Diabulimia: Sugar Overload

            A diagnosis of type 1 diabetes at the age of thirteen could be a lot for most to handle. Keeping a handle on diabetic symptoms and their effects on the body demands conscious regulation of food intake and exercise along with timely insulin injections or pills. While most teenagers can down candy bar after candy bar, those with diabetes need to think twice. With the proper familial and medical support, however, such a transition becomes easier and they simply develop a new lifestyle around their diabetes. Or so we hope.

            The constant onslaught of mass media’s body expectations casts its net over everyone who engages in it. In today’s society that is the overwhelming majority. We become conditioned to believe that this is the way our bodies should look. Especially in the teenage years, where one begins to take an active role in finding themselves, this image carries a lot of weight. The constant search for easy shortcuts and quick results is yet another byproduct of our hyper-connected, technological world. Now when these two concepts mix we find many teenagers thrust into the search for an easy way to shed pounds and willing to try anything without thinking of all of the consequences. We then see the rise of diabulimia where the above diagnosis becomes more an opportunity to lose weight than an impediment.

            The main concern with diabulimia is its propensity to comorbidities and the onslaught of severe medical repercussions on account of this. Diabulimia is characterized by a tendency to eat large quantities of food, especially those enriched with sugars and other carbohydrates, and losing that excess sugar by frequent urination (Dada, 2012). For those with diabetes, that often means either limiting or completely restricting much needed insulin injections. How do the two coordinate?

            Type 1 diabetes entails the inability to produce sufficient if any insulin by the pancreas (Dada, 2012). Cells in the body need insulin in order to take up glucose from the blood and use its energy. When one lacks enough insulin, the body’s cells go into starvation mode causing one to lose weight. However, more sugar builds up in the blood, putting excessive strain on the kidneys to get rid of this build-up by more frequent urination. This weight loss comes at the expense of healthy kidneys and puts the patient at much higher risk for heart attack, stroke, vascular disease, infertility and quite possibly death.

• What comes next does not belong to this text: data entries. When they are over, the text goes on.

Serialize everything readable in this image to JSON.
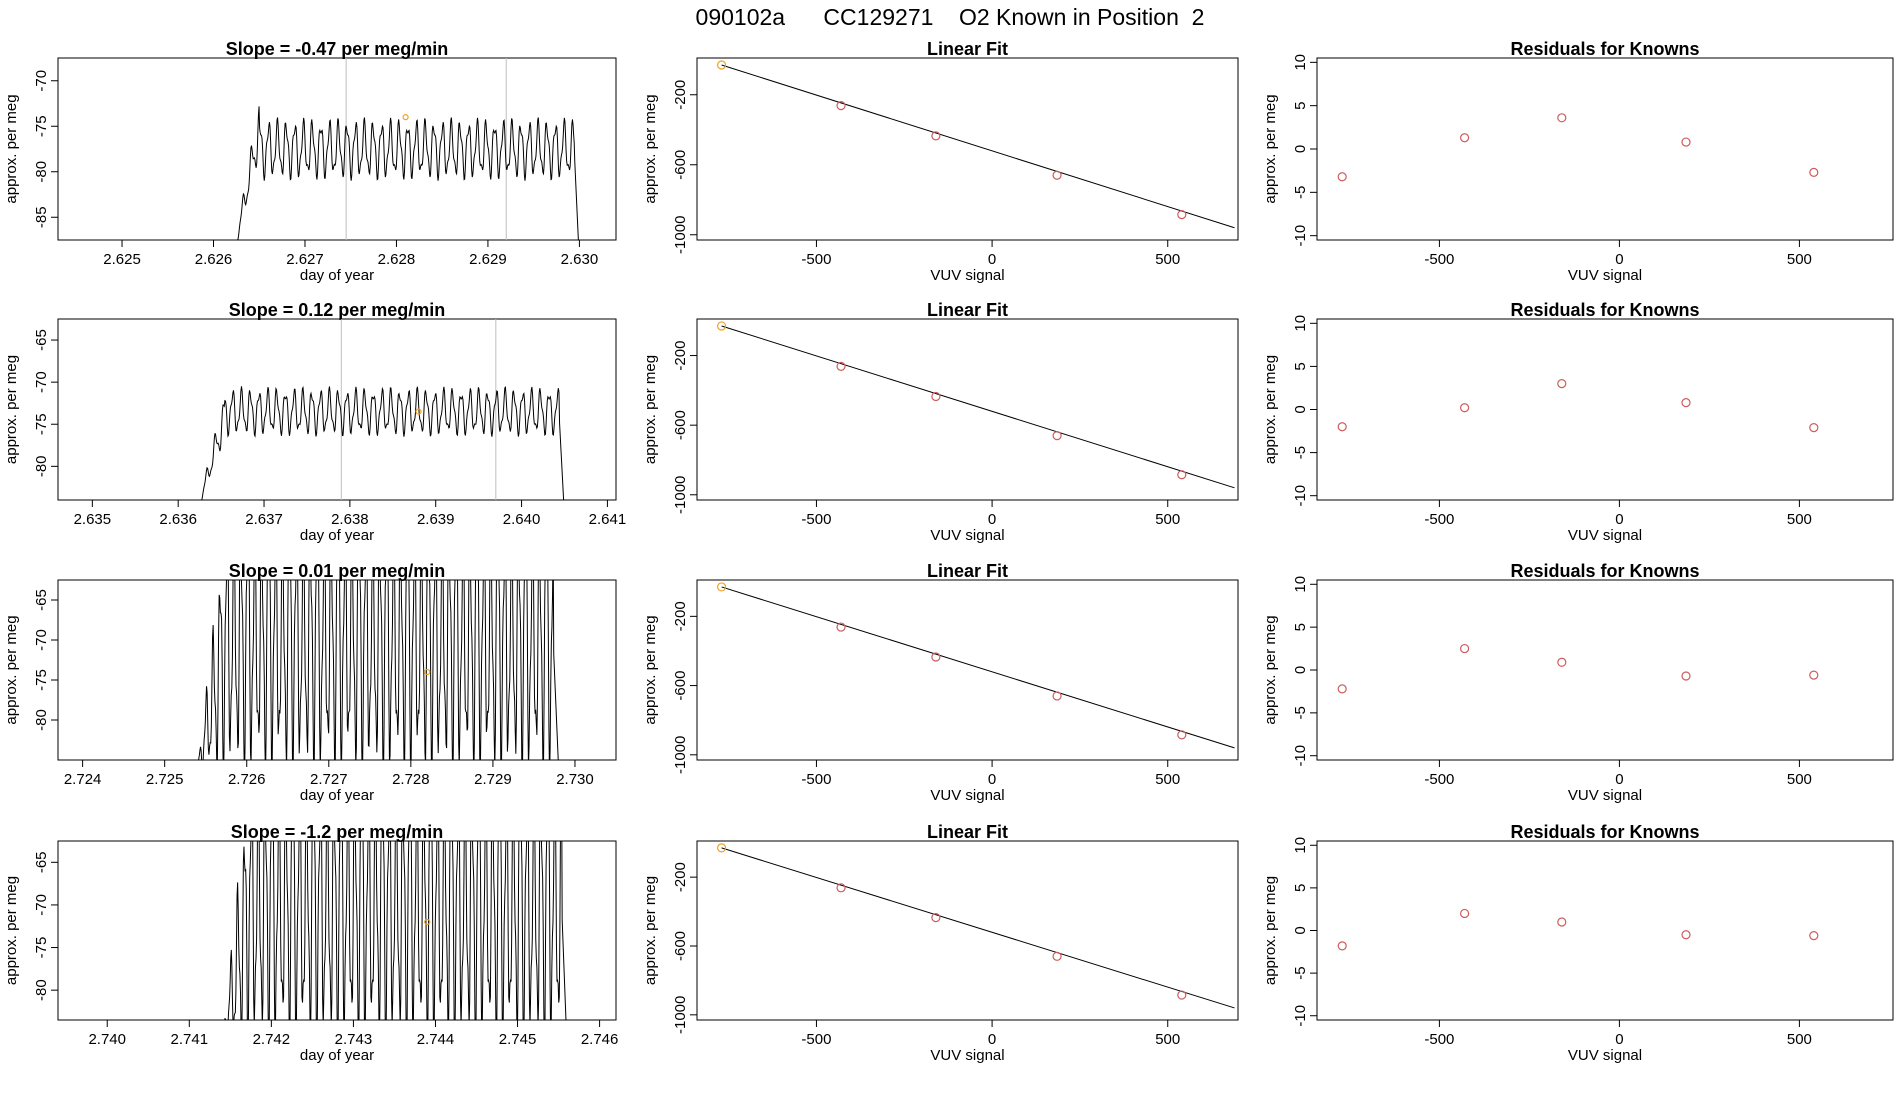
{
  "page_title": "090102a      CC129271    O2 Known in Position  2",
  "colors": {
    "axis": "#000000",
    "line": "#000000",
    "gridline": "#bfbfbf",
    "known_point": "#cd5c5c",
    "highlight_point": "#f0a020"
  },
  "chart_data": [
    {
      "type": "line",
      "row": 1,
      "panel": "timeseries",
      "title": "Slope =  -0.47  per meg/min",
      "xlabel": "day of year",
      "ylabel": "approx. per meg",
      "xlim": [
        2.6243,
        2.6304
      ],
      "ylim": [
        -87.5,
        -67.5
      ],
      "xticks": [
        2.625,
        2.626,
        2.627,
        2.628,
        2.629,
        2.63
      ],
      "xtick_labels": [
        "2.625",
        "2.626",
        "2.627",
        "2.628",
        "2.629",
        "2.630"
      ],
      "yticks": [
        -85,
        -80,
        -75,
        -70
      ],
      "ytick_labels": [
        "-85",
        "-80",
        "-75",
        "-70"
      ],
      "vlines": [
        2.62745,
        2.6292
      ],
      "series": [
        {
          "name": "per meg",
          "x_start": 2.6262,
          "x_end": 2.63,
          "level": -77.5,
          "amplitude": 3.5,
          "cycles": 40,
          "ramp_from": -90,
          "ramp_to": -75,
          "drop_to": -90
        }
      ],
      "highlight_point": {
        "x": 2.6281,
        "y": -74
      }
    },
    {
      "type": "scatter",
      "row": 1,
      "panel": "linear_fit",
      "title": "Linear Fit",
      "xlabel": "VUV signal",
      "ylabel": "approx. per meg",
      "xlim": [
        -840,
        700
      ],
      "ylim": [
        -1030,
        10
      ],
      "xticks": [
        -500,
        0,
        500
      ],
      "xtick_labels": [
        "-500",
        "0",
        "500"
      ],
      "yticks": [
        -1000,
        -600,
        -200
      ],
      "ytick_labels": [
        "-1000",
        "-600",
        "-200"
      ],
      "points": [
        {
          "x": -770,
          "y": -30
        },
        {
          "x": -430,
          "y": -262
        },
        {
          "x": -160,
          "y": -435
        },
        {
          "x": 185,
          "y": -660
        },
        {
          "x": 540,
          "y": -885
        }
      ],
      "fit_line": {
        "x": [
          -770,
          690
        ],
        "y": [
          -30,
          -960
        ]
      }
    },
    {
      "type": "scatter",
      "row": 1,
      "panel": "residuals",
      "title": "Residuals for Knowns",
      "xlabel": "VUV signal",
      "ylabel": "approx. per meg",
      "xlim": [
        -840,
        760
      ],
      "ylim": [
        -10.5,
        10.5
      ],
      "xticks": [
        -500,
        0,
        500
      ],
      "xtick_labels": [
        "-500",
        "0",
        "500"
      ],
      "yticks": [
        -10,
        -5,
        0,
        5,
        10
      ],
      "ytick_labels": [
        "-10",
        "-5",
        "0",
        "5",
        "10"
      ],
      "points": [
        {
          "x": -770,
          "y": -3.2
        },
        {
          "x": -430,
          "y": 1.3
        },
        {
          "x": -160,
          "y": 3.6
        },
        {
          "x": 185,
          "y": 0.8
        },
        {
          "x": 540,
          "y": -2.7
        }
      ]
    },
    {
      "type": "line",
      "row": 2,
      "panel": "timeseries",
      "title": "Slope =  0.12  per meg/min",
      "xlabel": "day of year",
      "ylabel": "approx. per meg",
      "xlim": [
        2.6346,
        2.6411
      ],
      "ylim": [
        -84,
        -62.5
      ],
      "xticks": [
        2.635,
        2.636,
        2.637,
        2.638,
        2.639,
        2.64,
        2.641
      ],
      "xtick_labels": [
        "2.635",
        "2.636",
        "2.637",
        "2.638",
        "2.639",
        "2.640",
        "2.641"
      ],
      "yticks": [
        -80,
        -75,
        -70,
        -65
      ],
      "ytick_labels": [
        "-80",
        "-75",
        "-70",
        "-65"
      ],
      "vlines": [
        2.6379,
        2.6397
      ],
      "series": [
        {
          "name": "per meg",
          "x_start": 2.6362,
          "x_end": 2.6405,
          "level": -73.5,
          "amplitude": 3.0,
          "cycles": 42,
          "ramp_from": -86,
          "ramp_to": -74,
          "drop_to": -86
        }
      ],
      "highlight_point": {
        "x": 2.6388,
        "y": -73.5
      }
    },
    {
      "type": "scatter",
      "row": 2,
      "panel": "linear_fit",
      "title": "Linear Fit",
      "xlabel": "VUV signal",
      "ylabel": "approx. per meg",
      "xlim": [
        -840,
        700
      ],
      "ylim": [
        -1030,
        10
      ],
      "xticks": [
        -500,
        0,
        500
      ],
      "xtick_labels": [
        "-500",
        "0",
        "500"
      ],
      "yticks": [
        -1000,
        -600,
        -200
      ],
      "ytick_labels": [
        "-1000",
        "-600",
        "-200"
      ],
      "points": [
        {
          "x": -770,
          "y": -30
        },
        {
          "x": -430,
          "y": -262
        },
        {
          "x": -160,
          "y": -435
        },
        {
          "x": 185,
          "y": -660
        },
        {
          "x": 540,
          "y": -885
        }
      ],
      "fit_line": {
        "x": [
          -770,
          690
        ],
        "y": [
          -30,
          -960
        ]
      }
    },
    {
      "type": "scatter",
      "row": 2,
      "panel": "residuals",
      "title": "Residuals for Knowns",
      "xlabel": "VUV signal",
      "ylabel": "approx. per meg",
      "xlim": [
        -840,
        760
      ],
      "ylim": [
        -10.5,
        10.5
      ],
      "xticks": [
        -500,
        0,
        500
      ],
      "xtick_labels": [
        "-500",
        "0",
        "500"
      ],
      "yticks": [
        -10,
        -5,
        0,
        5,
        10
      ],
      "ytick_labels": [
        "-10",
        "-5",
        "0",
        "5",
        "10"
      ],
      "points": [
        {
          "x": -770,
          "y": -2.0
        },
        {
          "x": -430,
          "y": 0.2
        },
        {
          "x": -160,
          "y": 3.0
        },
        {
          "x": 185,
          "y": 0.8
        },
        {
          "x": 540,
          "y": -2.1
        }
      ]
    },
    {
      "type": "line",
      "row": 3,
      "panel": "timeseries",
      "title": "Slope =  0.01  per meg/min",
      "xlabel": "day of year",
      "ylabel": "approx. per meg",
      "xlim": [
        2.7237,
        2.7305
      ],
      "ylim": [
        -85,
        -62.5
      ],
      "xticks": [
        2.724,
        2.725,
        2.726,
        2.727,
        2.728,
        2.729,
        2.73
      ],
      "xtick_labels": [
        "2.724",
        "2.725",
        "2.726",
        "2.727",
        "2.728",
        "2.729",
        "2.730"
      ],
      "yticks": [
        -80,
        -75,
        -70,
        -65
      ],
      "ytick_labels": [
        "-80",
        "-75",
        "-70",
        "-65"
      ],
      "vlines": [],
      "series": [
        {
          "name": "per meg",
          "x_start": 2.7254,
          "x_end": 2.7298,
          "level": -70,
          "amplitude": 18,
          "cycles": 52,
          "ramp_from": -86,
          "ramp_to": -70,
          "drop_to": -86
        }
      ],
      "highlight_point": {
        "x": 2.7282,
        "y": -74
      }
    },
    {
      "type": "scatter",
      "row": 3,
      "panel": "linear_fit",
      "title": "Linear Fit",
      "xlabel": "VUV signal",
      "ylabel": "approx. per meg",
      "xlim": [
        -840,
        700
      ],
      "ylim": [
        -1030,
        10
      ],
      "xticks": [
        -500,
        0,
        500
      ],
      "xtick_labels": [
        "-500",
        "0",
        "500"
      ],
      "yticks": [
        -1000,
        -600,
        -200
      ],
      "ytick_labels": [
        "-1000",
        "-600",
        "-200"
      ],
      "points": [
        {
          "x": -770,
          "y": -30
        },
        {
          "x": -430,
          "y": -262
        },
        {
          "x": -160,
          "y": -435
        },
        {
          "x": 185,
          "y": -660
        },
        {
          "x": 540,
          "y": -885
        }
      ],
      "fit_line": {
        "x": [
          -770,
          690
        ],
        "y": [
          -30,
          -960
        ]
      }
    },
    {
      "type": "scatter",
      "row": 3,
      "panel": "residuals",
      "title": "Residuals for Knowns",
      "xlabel": "VUV signal",
      "ylabel": "approx. per meg",
      "xlim": [
        -840,
        760
      ],
      "ylim": [
        -10.5,
        10.5
      ],
      "xticks": [
        -500,
        0,
        500
      ],
      "xtick_labels": [
        "-500",
        "0",
        "500"
      ],
      "yticks": [
        -10,
        -5,
        0,
        5,
        10
      ],
      "ytick_labels": [
        "-10",
        "-5",
        "0",
        "5",
        "10"
      ],
      "points": [
        {
          "x": -770,
          "y": -2.2
        },
        {
          "x": -430,
          "y": 2.5
        },
        {
          "x": -160,
          "y": 0.9
        },
        {
          "x": 185,
          "y": -0.7
        },
        {
          "x": 540,
          "y": -0.6
        }
      ]
    },
    {
      "type": "line",
      "row": 4,
      "panel": "timeseries",
      "title": "Slope =  -1.2  per meg/min",
      "xlabel": "day of year",
      "ylabel": "approx. per meg",
      "xlim": [
        2.7394,
        2.7462
      ],
      "ylim": [
        -83.5,
        -62.5
      ],
      "xticks": [
        2.74,
        2.741,
        2.742,
        2.743,
        2.744,
        2.745,
        2.746
      ],
      "xtick_labels": [
        "2.740",
        "2.741",
        "2.742",
        "2.743",
        "2.744",
        "2.745",
        "2.746"
      ],
      "yticks": [
        -80,
        -75,
        -70,
        -65
      ],
      "ytick_labels": [
        "-80",
        "-75",
        "-70",
        "-65"
      ],
      "vlines": [],
      "series": [
        {
          "name": "per meg",
          "x_start": 2.7414,
          "x_end": 2.7456,
          "level": -70,
          "amplitude": 18,
          "cycles": 50,
          "ramp_from": -86,
          "ramp_to": -70,
          "drop_to": -86
        }
      ],
      "highlight_point": {
        "x": 2.7439,
        "y": -72
      }
    },
    {
      "type": "scatter",
      "row": 4,
      "panel": "linear_fit",
      "title": "Linear Fit",
      "xlabel": "VUV signal",
      "ylabel": "approx. per meg",
      "xlim": [
        -840,
        700
      ],
      "ylim": [
        -1030,
        10
      ],
      "xticks": [
        -500,
        0,
        500
      ],
      "xtick_labels": [
        "-500",
        "0",
        "500"
      ],
      "yticks": [
        -1000,
        -600,
        -200
      ],
      "ytick_labels": [
        "-1000",
        "-600",
        "-200"
      ],
      "points": [
        {
          "x": -770,
          "y": -30
        },
        {
          "x": -430,
          "y": -262
        },
        {
          "x": -160,
          "y": -435
        },
        {
          "x": 185,
          "y": -660
        },
        {
          "x": 540,
          "y": -885
        }
      ],
      "fit_line": {
        "x": [
          -770,
          690
        ],
        "y": [
          -30,
          -960
        ]
      }
    },
    {
      "type": "scatter",
      "row": 4,
      "panel": "residuals",
      "title": "Residuals for Knowns",
      "xlabel": "VUV signal",
      "ylabel": "approx. per meg",
      "xlim": [
        -840,
        760
      ],
      "ylim": [
        -10.5,
        10.5
      ],
      "xticks": [
        -500,
        0,
        500
      ],
      "xtick_labels": [
        "-500",
        "0",
        "500"
      ],
      "yticks": [
        -10,
        -5,
        0,
        5,
        10
      ],
      "ytick_labels": [
        "-10",
        "-5",
        "0",
        "5",
        "10"
      ],
      "points": [
        {
          "x": -770,
          "y": -1.8
        },
        {
          "x": -430,
          "y": 2.0
        },
        {
          "x": -160,
          "y": 1.0
        },
        {
          "x": 185,
          "y": -0.5
        },
        {
          "x": 540,
          "y": -0.6
        }
      ]
    }
  ]
}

            It is important for those who receive a type 1 diabetes diagnosis to receive proper support from the very beginning. Especially those who are in their teenage years or younger. It is normal for patients to gain some weight at the start of insulin injections and this should be properly relayed as a temporary, healthy change before the start of treatment. Many suggest the help of a registered dietician (RD) to monitor and assist in constructing and maintaining a new appropriate diet. Familial support is also key. Parents should be ready and willing to administer insulin injections or at least keep track of them in order to ensure that younger patients with diabetes take proper care of themselves.


Dada, J.H. (2012, August). Understanding Diabulimia — Know the Signs and Symptoms to Better Counsel Female Patients. Today’s Dietitian. 14(8), 14.